Seriously, I could have married the guy quicker. I could have got a vicar round, put the phone on speaker and been legally bound in wedlock to Gavin Moneypenny, not that he’d want me given how unpleasant I was being.

‘So, Miss Kite, if I could now ask you, then, to give me the first digit of that five-digit…’

‘Three.’

‘Three…did you say? Three…lovely. Three. Now…’ Sound of typing in the background…‘Now. If I could just now ask you what… the…fourth digit in that five-digit passcode that you have there now is…please, Miss Kite…if you wouldn’t mind…’

‘Finished? Right, it’s also three.’

‘Three. That’s…three again…super. That’s…just…one  moment…that’s…three…there we… go! Now…’

A tip. If you interrupt Gavin Moneypenny because patience is not your strong suit and you fear your carotid artery is going to burst if he drags the processing of your fourth digit out any longer, then it will only make things worse.
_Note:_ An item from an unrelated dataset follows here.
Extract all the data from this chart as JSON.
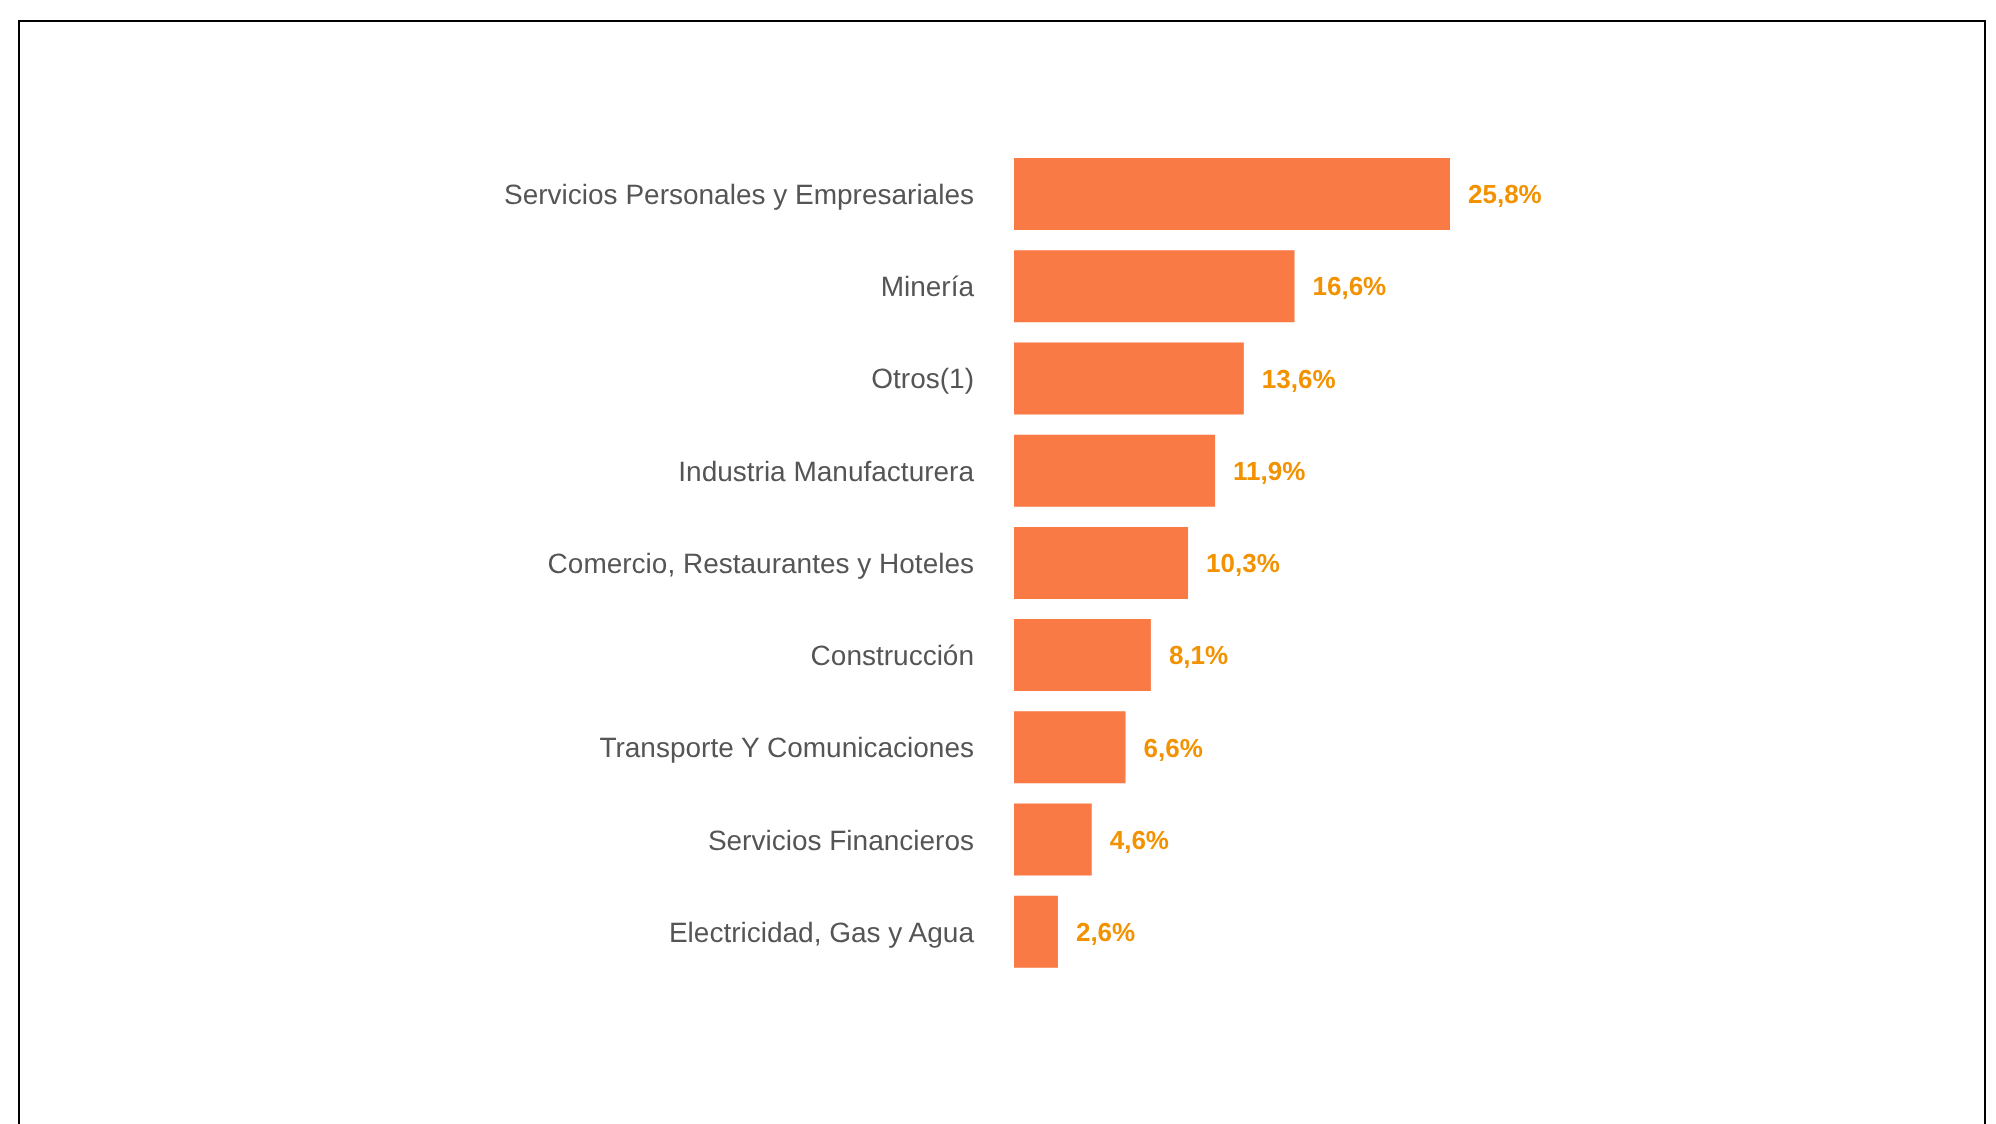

Because if you interrupt Gavin Moneypenny, he will go backwards.

For example: ‘Now, can I just say thank you very much for going through security with us today, Miss Kite. And now that you are through security…’

‘Is there much more of this?’

‘I’m sorry?’

‘Can we move things along? I’m in a hurry.’

‘Oh dear, yes, certainly, Miss Kite, I quite understand. Absolutely. I’m now going to move things along as quickly as I can, for you there, Miss Kite. So, first of all, can I just say thank you very much for bearing with me and going through security with us today, even though you’re in a hurry, there, yourself, and now that you are through that security process with us, here, today, Miss Kite, can I now just ask you how may I be of help to you?’

The more you object to the verbage, the further back in the conversation he will go. If you are especially impatient, Gavin Moneypenny will go right back to saying ‘Hello, good morning’.

Because you cannot beat the system. You cannot beat the system when it is being horrible to you. And you cannot beat the system when it is being ‘nice’.